I have been at Evan’s ever since. She hasn’t called me and she hasn’t called the cops. While I was at work, she dropped off my favorite duffel bag filled with all the things I need: my razor, my lecture notes, clothes, deodorant, my meds, and the book I had been reading that is by my favorite author in the world. And she packed my mail. My God, she is so wonderful. Who would do that—who would be so thoughtful when I had stolen her most prized possession and tried to kill her?
This morning I was drinking Evan’s over-roasted, muddy coffee and looking at the tooth, and I thought maybe it wasn’t so bad that she was named after an extinct, colossal, predatory shark. And of course she loved me, how could she not?
I am somewhat recovered from my attack of self-awareness that was precipitated by that fight only a week ago. I feel bold enough to be here, now, walking my own Trail of Tears to her office, but I am not crying because I do not cry.
I am distraught enough that I would cry, though, if I were a woman. I want her back desperately, enough to go back and try to explain myself to her, to apologize.

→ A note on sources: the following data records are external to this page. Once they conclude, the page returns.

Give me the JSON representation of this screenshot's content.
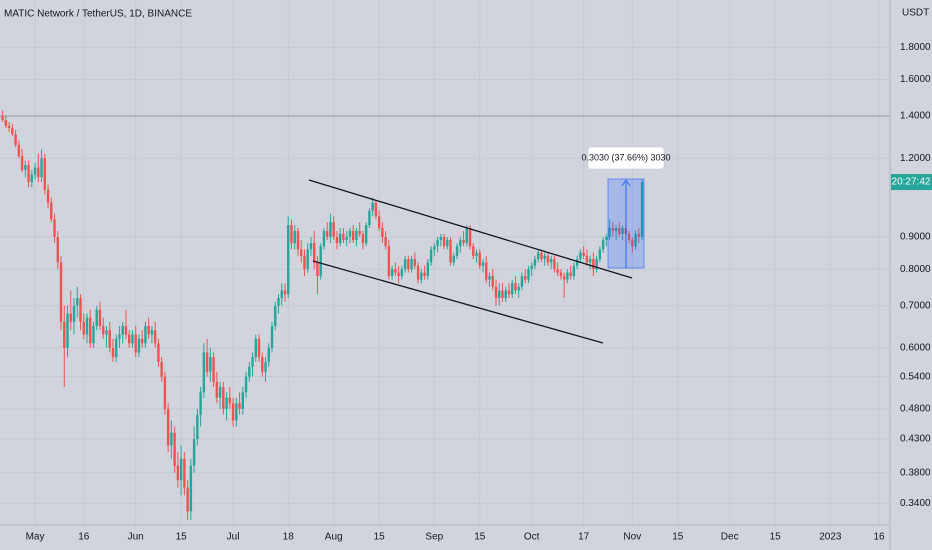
{
  "chart_data": {
    "type": "candlestick",
    "title": "MATIC Network / TetherUS, 1D, BINANCE",
    "currency": "USDT",
    "countdown": "20:27:42",
    "measure_label": "0.3030 (37.66%) 3030",
    "log_scale": true,
    "grid": true,
    "up_color": "#26a69a",
    "down_color": "#ef5350",
    "ylim": [
      0.314,
      2.14
    ],
    "yticks": [
      {
        "value": 1.8,
        "label": "1.8000"
      },
      {
        "value": 1.6,
        "label": "1.6000"
      },
      {
        "value": 1.4,
        "label": "1.4000"
      },
      {
        "value": 1.2,
        "label": "1.2000"
      },
      {
        "value": 0.9,
        "label": "0.9000"
      },
      {
        "value": 0.8,
        "label": "0.8000"
      },
      {
        "value": 0.7,
        "label": "0.7000"
      },
      {
        "value": 0.6,
        "label": "0.6000"
      },
      {
        "value": 0.54,
        "label": "0.5400"
      },
      {
        "value": 0.48,
        "label": "0.4800"
      },
      {
        "value": 0.43,
        "label": "0.4300"
      },
      {
        "value": 0.38,
        "label": "0.3800"
      },
      {
        "value": 0.34,
        "label": "0.3400"
      }
    ],
    "categories": [
      null,
      null,
      null,
      null,
      null,
      null,
      null,
      null,
      null,
      null,
      "May",
      null,
      null,
      null,
      null,
      null,
      null,
      null,
      null,
      null,
      null,
      null,
      null,
      null,
      null,
      "16",
      null,
      null,
      null,
      null,
      null,
      null,
      null,
      null,
      null,
      null,
      null,
      null,
      null,
      null,
      null,
      "Jun",
      null,
      null,
      null,
      null,
      null,
      null,
      null,
      null,
      null,
      null,
      null,
      null,
      null,
      "15",
      null,
      null,
      null,
      null,
      null,
      null,
      null,
      null,
      null,
      null,
      null,
      null,
      null,
      null,
      null,
      "Jul",
      null,
      null,
      null,
      null,
      null,
      null,
      null,
      null,
      null,
      null,
      null,
      null,
      null,
      null,
      null,
      null,
      "18",
      null,
      null,
      null,
      null,
      null,
      null,
      null,
      null,
      null,
      null,
      null,
      null,
      null,
      "Aug",
      null,
      null,
      null,
      null,
      null,
      null,
      null,
      null,
      null,
      null,
      null,
      null,
      null,
      "15",
      null,
      null,
      null,
      null,
      null,
      null,
      null,
      null,
      null,
      null,
      null,
      null,
      null,
      null,
      null,
      null,
      "Sep",
      null,
      null,
      null,
      null,
      null,
      null,
      null,
      null,
      null,
      null,
      null,
      null,
      null,
      "15",
      null,
      null,
      null,
      null,
      null,
      null,
      null,
      null,
      null,
      null,
      null,
      null,
      null,
      null,
      null,
      "Oct",
      null,
      null,
      null,
      null,
      null,
      null,
      null,
      null,
      null,
      null,
      null,
      null,
      null,
      null,
      null,
      "17",
      null,
      null,
      null,
      null,
      null,
      null,
      null,
      null,
      null,
      null,
      null,
      null,
      null,
      null,
      "Nov",
      null,
      null,
      null,
      null,
      null,
      null,
      null,
      null,
      null,
      null,
      null,
      null,
      null,
      "15",
      null,
      null,
      null,
      null,
      null,
      null,
      null,
      null,
      null,
      null,
      null,
      null,
      null,
      null,
      null,
      "Dec",
      null,
      null,
      null,
      null,
      null,
      null,
      null,
      null,
      null,
      null,
      null,
      null,
      null,
      "15",
      null,
      null,
      null,
      null,
      null,
      null,
      null,
      null,
      null,
      null,
      null,
      null,
      null,
      null,
      null,
      null,
      "2023",
      null,
      null,
      null,
      null,
      null,
      null,
      null,
      null,
      null,
      null,
      null,
      null,
      null,
      null,
      "16"
    ],
    "ohlc": [
      [
        1.4,
        1.43,
        1.37,
        1.38
      ],
      [
        1.38,
        1.4,
        1.34,
        1.35
      ],
      [
        1.35,
        1.37,
        1.32,
        1.34
      ],
      [
        1.34,
        1.36,
        1.3,
        1.31
      ],
      [
        1.31,
        1.33,
        1.25,
        1.26
      ],
      [
        1.26,
        1.28,
        1.2,
        1.21
      ],
      [
        1.21,
        1.24,
        1.14,
        1.15
      ],
      [
        1.15,
        1.19,
        1.12,
        1.17
      ],
      [
        1.17,
        1.19,
        1.08,
        1.1
      ],
      [
        1.1,
        1.15,
        1.08,
        1.13
      ],
      [
        1.13,
        1.18,
        1.11,
        1.16
      ],
      [
        1.16,
        1.22,
        1.1,
        1.12
      ],
      [
        1.12,
        1.24,
        1.1,
        1.2
      ],
      [
        1.2,
        1.22,
        1.05,
        1.07
      ],
      [
        1.07,
        1.09,
        1.0,
        1.02
      ],
      [
        1.02,
        1.04,
        0.95,
        0.96
      ],
      [
        0.96,
        0.98,
        0.88,
        0.9
      ],
      [
        0.9,
        0.92,
        0.8,
        0.82
      ],
      [
        0.82,
        0.84,
        0.64,
        0.66
      ],
      [
        0.66,
        0.7,
        0.52,
        0.6
      ],
      [
        0.6,
        0.7,
        0.58,
        0.68
      ],
      [
        0.68,
        0.74,
        0.64,
        0.66
      ],
      [
        0.66,
        0.72,
        0.63,
        0.7
      ],
      [
        0.7,
        0.75,
        0.67,
        0.72
      ],
      [
        0.72,
        0.73,
        0.64,
        0.66
      ],
      [
        0.66,
        0.68,
        0.62,
        0.63
      ],
      [
        0.63,
        0.68,
        0.61,
        0.67
      ],
      [
        0.67,
        0.69,
        0.6,
        0.61
      ],
      [
        0.61,
        0.66,
        0.6,
        0.65
      ],
      [
        0.65,
        0.7,
        0.64,
        0.69
      ],
      [
        0.69,
        0.71,
        0.64,
        0.65
      ],
      [
        0.65,
        0.67,
        0.62,
        0.63
      ],
      [
        0.63,
        0.65,
        0.6,
        0.64
      ],
      [
        0.64,
        0.66,
        0.59,
        0.6
      ],
      [
        0.6,
        0.62,
        0.57,
        0.58
      ],
      [
        0.58,
        0.63,
        0.57,
        0.62
      ],
      [
        0.62,
        0.65,
        0.6,
        0.63
      ],
      [
        0.63,
        0.66,
        0.61,
        0.65
      ],
      [
        0.65,
        0.69,
        0.62,
        0.63
      ],
      [
        0.63,
        0.64,
        0.6,
        0.61
      ],
      [
        0.61,
        0.64,
        0.6,
        0.63
      ],
      [
        0.63,
        0.65,
        0.58,
        0.59
      ],
      [
        0.59,
        0.63,
        0.58,
        0.62
      ],
      [
        0.62,
        0.64,
        0.6,
        0.61
      ],
      [
        0.61,
        0.66,
        0.6,
        0.65
      ],
      [
        0.65,
        0.67,
        0.62,
        0.63
      ],
      [
        0.63,
        0.65,
        0.61,
        0.64
      ],
      [
        0.64,
        0.66,
        0.6,
        0.61
      ],
      [
        0.61,
        0.62,
        0.56,
        0.57
      ],
      [
        0.57,
        0.58,
        0.53,
        0.54
      ],
      [
        0.54,
        0.55,
        0.47,
        0.48
      ],
      [
        0.48,
        0.49,
        0.41,
        0.42
      ],
      [
        0.42,
        0.46,
        0.4,
        0.44
      ],
      [
        0.44,
        0.45,
        0.38,
        0.39
      ],
      [
        0.39,
        0.41,
        0.36,
        0.37
      ],
      [
        0.37,
        0.42,
        0.35,
        0.4
      ],
      [
        0.4,
        0.41,
        0.35,
        0.36
      ],
      [
        0.36,
        0.37,
        0.32,
        0.33
      ],
      [
        0.33,
        0.4,
        0.32,
        0.39
      ],
      [
        0.39,
        0.45,
        0.38,
        0.43
      ],
      [
        0.43,
        0.48,
        0.42,
        0.47
      ],
      [
        0.47,
        0.52,
        0.45,
        0.51
      ],
      [
        0.51,
        0.61,
        0.5,
        0.59
      ],
      [
        0.59,
        0.62,
        0.54,
        0.55
      ],
      [
        0.55,
        0.6,
        0.53,
        0.58
      ],
      [
        0.58,
        0.59,
        0.52,
        0.53
      ],
      [
        0.53,
        0.55,
        0.49,
        0.5
      ],
      [
        0.5,
        0.53,
        0.48,
        0.52
      ],
      [
        0.52,
        0.53,
        0.47,
        0.48
      ],
      [
        0.48,
        0.51,
        0.46,
        0.5
      ],
      [
        0.5,
        0.52,
        0.48,
        0.49
      ],
      [
        0.49,
        0.5,
        0.45,
        0.46
      ],
      [
        0.46,
        0.5,
        0.45,
        0.49
      ],
      [
        0.49,
        0.51,
        0.47,
        0.48
      ],
      [
        0.48,
        0.52,
        0.47,
        0.51
      ],
      [
        0.51,
        0.55,
        0.5,
        0.54
      ],
      [
        0.54,
        0.57,
        0.53,
        0.56
      ],
      [
        0.56,
        0.59,
        0.54,
        0.58
      ],
      [
        0.58,
        0.63,
        0.57,
        0.62
      ],
      [
        0.62,
        0.63,
        0.57,
        0.58
      ],
      [
        0.58,
        0.59,
        0.54,
        0.55
      ],
      [
        0.55,
        0.58,
        0.53,
        0.57
      ],
      [
        0.57,
        0.61,
        0.56,
        0.6
      ],
      [
        0.6,
        0.66,
        0.59,
        0.65
      ],
      [
        0.65,
        0.71,
        0.64,
        0.7
      ],
      [
        0.7,
        0.73,
        0.68,
        0.72
      ],
      [
        0.72,
        0.76,
        0.7,
        0.74
      ],
      [
        0.74,
        0.76,
        0.71,
        0.73
      ],
      [
        0.73,
        0.97,
        0.72,
        0.94
      ],
      [
        0.94,
        0.96,
        0.86,
        0.88
      ],
      [
        0.88,
        0.94,
        0.86,
        0.92
      ],
      [
        0.92,
        0.93,
        0.84,
        0.86
      ],
      [
        0.86,
        0.89,
        0.82,
        0.84
      ],
      [
        0.84,
        0.86,
        0.78,
        0.8
      ],
      [
        0.8,
        0.88,
        0.79,
        0.86
      ],
      [
        0.86,
        0.9,
        0.84,
        0.88
      ],
      [
        0.88,
        0.92,
        0.8,
        0.82
      ],
      [
        0.82,
        0.84,
        0.73,
        0.78
      ],
      [
        0.78,
        0.88,
        0.77,
        0.87
      ],
      [
        0.87,
        0.93,
        0.86,
        0.92
      ],
      [
        0.92,
        0.95,
        0.89,
        0.9
      ],
      [
        0.9,
        0.98,
        0.88,
        0.95
      ],
      [
        0.95,
        0.97,
        0.89,
        0.9
      ],
      [
        0.9,
        0.92,
        0.86,
        0.88
      ],
      [
        0.88,
        0.93,
        0.87,
        0.91
      ],
      [
        0.91,
        0.93,
        0.88,
        0.89
      ],
      [
        0.89,
        0.92,
        0.87,
        0.9
      ],
      [
        0.9,
        0.93,
        0.88,
        0.92
      ],
      [
        0.92,
        0.94,
        0.88,
        0.89
      ],
      [
        0.89,
        0.93,
        0.87,
        0.92
      ],
      [
        0.92,
        0.95,
        0.9,
        0.91
      ],
      [
        0.91,
        0.92,
        0.86,
        0.88
      ],
      [
        0.88,
        0.95,
        0.87,
        0.94
      ],
      [
        0.94,
        1.0,
        0.93,
        0.99
      ],
      [
        0.99,
        1.04,
        0.97,
        1.02
      ],
      [
        1.02,
        1.03,
        0.96,
        0.97
      ],
      [
        0.97,
        0.99,
        0.92,
        0.93
      ],
      [
        0.93,
        0.95,
        0.88,
        0.9
      ],
      [
        0.9,
        0.92,
        0.86,
        0.87
      ],
      [
        0.87,
        0.89,
        0.77,
        0.78
      ],
      [
        0.78,
        0.81,
        0.77,
        0.8
      ],
      [
        0.8,
        0.82,
        0.78,
        0.79
      ],
      [
        0.79,
        0.81,
        0.76,
        0.78
      ],
      [
        0.78,
        0.81,
        0.77,
        0.8
      ],
      [
        0.8,
        0.84,
        0.79,
        0.83
      ],
      [
        0.83,
        0.84,
        0.79,
        0.8
      ],
      [
        0.8,
        0.84,
        0.79,
        0.83
      ],
      [
        0.83,
        0.85,
        0.8,
        0.81
      ],
      [
        0.81,
        0.82,
        0.76,
        0.77
      ],
      [
        0.77,
        0.8,
        0.76,
        0.79
      ],
      [
        0.79,
        0.81,
        0.77,
        0.78
      ],
      [
        0.78,
        0.83,
        0.77,
        0.82
      ],
      [
        0.82,
        0.87,
        0.81,
        0.86
      ],
      [
        0.86,
        0.88,
        0.84,
        0.87
      ],
      [
        0.87,
        0.9,
        0.85,
        0.89
      ],
      [
        0.89,
        0.91,
        0.87,
        0.9
      ],
      [
        0.9,
        0.91,
        0.86,
        0.87
      ],
      [
        0.87,
        0.9,
        0.86,
        0.89
      ],
      [
        0.89,
        0.9,
        0.81,
        0.82
      ],
      [
        0.82,
        0.85,
        0.81,
        0.84
      ],
      [
        0.84,
        0.88,
        0.83,
        0.87
      ],
      [
        0.87,
        0.9,
        0.85,
        0.89
      ],
      [
        0.89,
        0.92,
        0.87,
        0.88
      ],
      [
        0.88,
        0.94,
        0.87,
        0.93
      ],
      [
        0.93,
        0.94,
        0.86,
        0.87
      ],
      [
        0.87,
        0.88,
        0.83,
        0.84
      ],
      [
        0.84,
        0.86,
        0.82,
        0.85
      ],
      [
        0.85,
        0.86,
        0.8,
        0.81
      ],
      [
        0.81,
        0.83,
        0.79,
        0.82
      ],
      [
        0.82,
        0.84,
        0.76,
        0.77
      ],
      [
        0.77,
        0.79,
        0.75,
        0.78
      ],
      [
        0.78,
        0.8,
        0.74,
        0.75
      ],
      [
        0.75,
        0.77,
        0.7,
        0.72
      ],
      [
        0.72,
        0.76,
        0.7,
        0.74
      ],
      [
        0.74,
        0.76,
        0.71,
        0.72
      ],
      [
        0.72,
        0.75,
        0.71,
        0.74
      ],
      [
        0.74,
        0.76,
        0.72,
        0.73
      ],
      [
        0.73,
        0.77,
        0.72,
        0.76
      ],
      [
        0.76,
        0.78,
        0.73,
        0.74
      ],
      [
        0.74,
        0.76,
        0.72,
        0.75
      ],
      [
        0.75,
        0.79,
        0.74,
        0.78
      ],
      [
        0.78,
        0.8,
        0.76,
        0.77
      ],
      [
        0.77,
        0.81,
        0.76,
        0.8
      ],
      [
        0.8,
        0.82,
        0.78,
        0.81
      ],
      [
        0.81,
        0.84,
        0.8,
        0.83
      ],
      [
        0.83,
        0.86,
        0.82,
        0.85
      ],
      [
        0.85,
        0.86,
        0.82,
        0.83
      ],
      [
        0.83,
        0.85,
        0.81,
        0.84
      ],
      [
        0.84,
        0.85,
        0.81,
        0.82
      ],
      [
        0.82,
        0.84,
        0.8,
        0.83
      ],
      [
        0.83,
        0.84,
        0.79,
        0.8
      ],
      [
        0.8,
        0.82,
        0.78,
        0.79
      ],
      [
        0.79,
        0.8,
        0.77,
        0.78
      ],
      [
        0.78,
        0.79,
        0.72,
        0.77
      ],
      [
        0.77,
        0.8,
        0.76,
        0.79
      ],
      [
        0.79,
        0.81,
        0.77,
        0.78
      ],
      [
        0.78,
        0.82,
        0.77,
        0.81
      ],
      [
        0.81,
        0.84,
        0.8,
        0.83
      ],
      [
        0.83,
        0.86,
        0.82,
        0.85
      ],
      [
        0.85,
        0.87,
        0.83,
        0.84
      ],
      [
        0.84,
        0.86,
        0.81,
        0.82
      ],
      [
        0.82,
        0.84,
        0.8,
        0.83
      ],
      [
        0.83,
        0.85,
        0.78,
        0.8
      ],
      [
        0.8,
        0.84,
        0.79,
        0.83
      ],
      [
        0.83,
        0.87,
        0.82,
        0.86
      ],
      [
        0.86,
        0.9,
        0.85,
        0.89
      ],
      [
        0.89,
        0.91,
        0.87,
        0.9
      ],
      [
        0.9,
        0.96,
        0.89,
        0.93
      ],
      [
        0.93,
        0.95,
        0.9,
        0.92
      ],
      [
        0.92,
        0.94,
        0.89,
        0.93
      ],
      [
        0.93,
        0.95,
        0.9,
        0.91
      ],
      [
        0.91,
        0.94,
        0.89,
        0.93
      ],
      [
        0.93,
        0.95,
        0.9,
        0.91
      ],
      [
        0.91,
        0.92,
        0.88,
        0.89
      ],
      [
        0.89,
        0.9,
        0.85,
        0.87
      ],
      [
        0.87,
        0.92,
        0.86,
        0.91
      ],
      [
        0.91,
        0.93,
        0.88,
        0.9
      ],
      [
        0.9,
        1.11,
        0.89,
        1.1
      ],
      null,
      null,
      null,
      null,
      null,
      null,
      null,
      null,
      null,
      null,
      null,
      null,
      null,
      null,
      null,
      null,
      null,
      null,
      null,
      null,
      null,
      null,
      null,
      null,
      null,
      null,
      null,
      null,
      null,
      null,
      null,
      null,
      null,
      null,
      null,
      null,
      null,
      null,
      null,
      null,
      null,
      null,
      null,
      null,
      null,
      null,
      null,
      null,
      null,
      null,
      null,
      null,
      null,
      null,
      null,
      null,
      null,
      null,
      null,
      null,
      null,
      null,
      null,
      null,
      null,
      null,
      null,
      null,
      null,
      null,
      null,
      null,
      null
    ]
  }
}
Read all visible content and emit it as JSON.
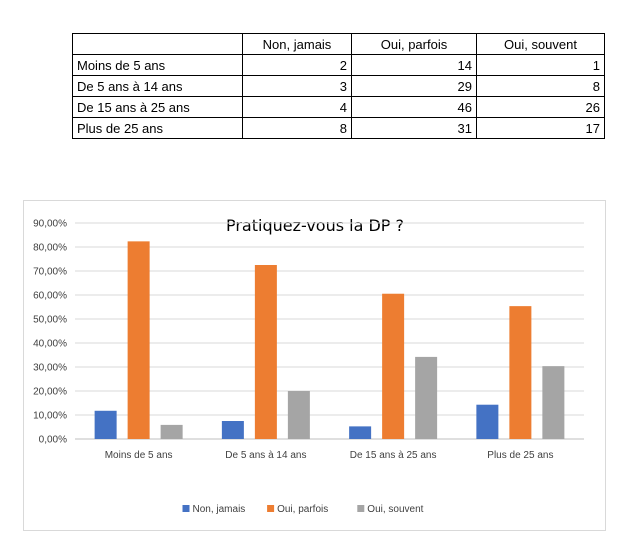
{
  "table": {
    "headers": [
      "",
      "Non, jamais",
      "Oui, parfois",
      "Oui, souvent"
    ],
    "rows": [
      {
        "label": "Moins de 5 ans",
        "values": [
          "2",
          "14",
          "1"
        ]
      },
      {
        "label": "De 5 ans à 14 ans",
        "values": [
          "3",
          "29",
          "8"
        ]
      },
      {
        "label": "De 15 ans à 25 ans",
        "values": [
          "4",
          "46",
          "26"
        ]
      },
      {
        "label": "Plus de 25 ans",
        "values": [
          "8",
          "31",
          "17"
        ]
      }
    ]
  },
  "chart_data": {
    "type": "bar",
    "title": "Pratiquez-vous la DP ?",
    "categories": [
      "Moins de 5 ans",
      "De 5 ans à 14 ans",
      "De 15 ans à 25 ans",
      "Plus de 25 ans"
    ],
    "series": [
      {
        "name": "Non, jamais",
        "color": "#4472c4",
        "values": [
          11.76,
          7.5,
          5.26,
          14.29
        ]
      },
      {
        "name": "Oui, parfois",
        "color": "#ed7d31",
        "values": [
          82.35,
          72.5,
          60.53,
          55.36
        ]
      },
      {
        "name": "Oui, souvent",
        "color": "#a5a5a5",
        "values": [
          5.88,
          20.0,
          34.21,
          30.36
        ]
      }
    ],
    "ylim": [
      0,
      90
    ],
    "yticks": [
      "0,00%",
      "10,00%",
      "20,00%",
      "30,00%",
      "40,00%",
      "50,00%",
      "60,00%",
      "70,00%",
      "80,00%",
      "90,00%"
    ],
    "grid": true,
    "legend": "bottom"
  }
}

In the pocket of my coat is her tooth, all wrapped up in newspaper. I can feel its satisfying weight by my side and it is like our child now. This thing is bigger than the both of us; we have to stay together for the sake of the kid.
I walk through the door of her office and she looks up at me from behind her desk. She is wearing the brown suit I got her last fall. She does not look devastated; I do. I am scruffy with the bloodshot eyes of a wino and the breath of an old dog that licks itself too much.
“You,” she says. “You took it.”
“Hi,” I say. I show her the pitiful flowers, but I know instantly that it is not enough.
“Get out.” She does not look at me.
“You say that to me a lot”
She doesn’t answer or even look at me.
“Nice stitches,” I say. “They make you look like you don’t take any shit.”
“I don’t.” She stands up and then leans forward on her desk, showing off the ragged row of black cat intestine holding her damaged skin together. Now she looks at me.
“Right.” I take out the tooth and lay it gently in front of her. It peeks out of its newsprint blanket, the black point aimed accusingly at me.
She starts to cry a little, and I would, too, if I weren’t a man. Instead, I touch her hand, just the fingers.
“If you come back to the apartment, I might kill you,” she says.
“That’s better than being at Evan’s place.”
She scowls and pulls her fingers away. “Why the hell are you even here?”
This is where I should say how sorry I am, how I never meant to hurt her and all those other things men say when they really screwed up, but these are just not things I would say, ever. “I don’t know,” I tell her. It’s the truth. “I need to be around you.”
“I still might call the cops,” she says.
I nod at her, defeated for the first time, and not interested in running away.
Her scowl becomes a little less dark. “I was gonna have lunch before I decide what to do with you. You want some pizza?” she asks. She sniffles.
“Okay.”
“Three-cheese?”
“Whatever you want.”
“That’s your favorite,” she says.
“Just no anchovies,” I say. “I’m done with fish. Little ones, anyway.”
She laughs. So do I. Her teeth are in me fast.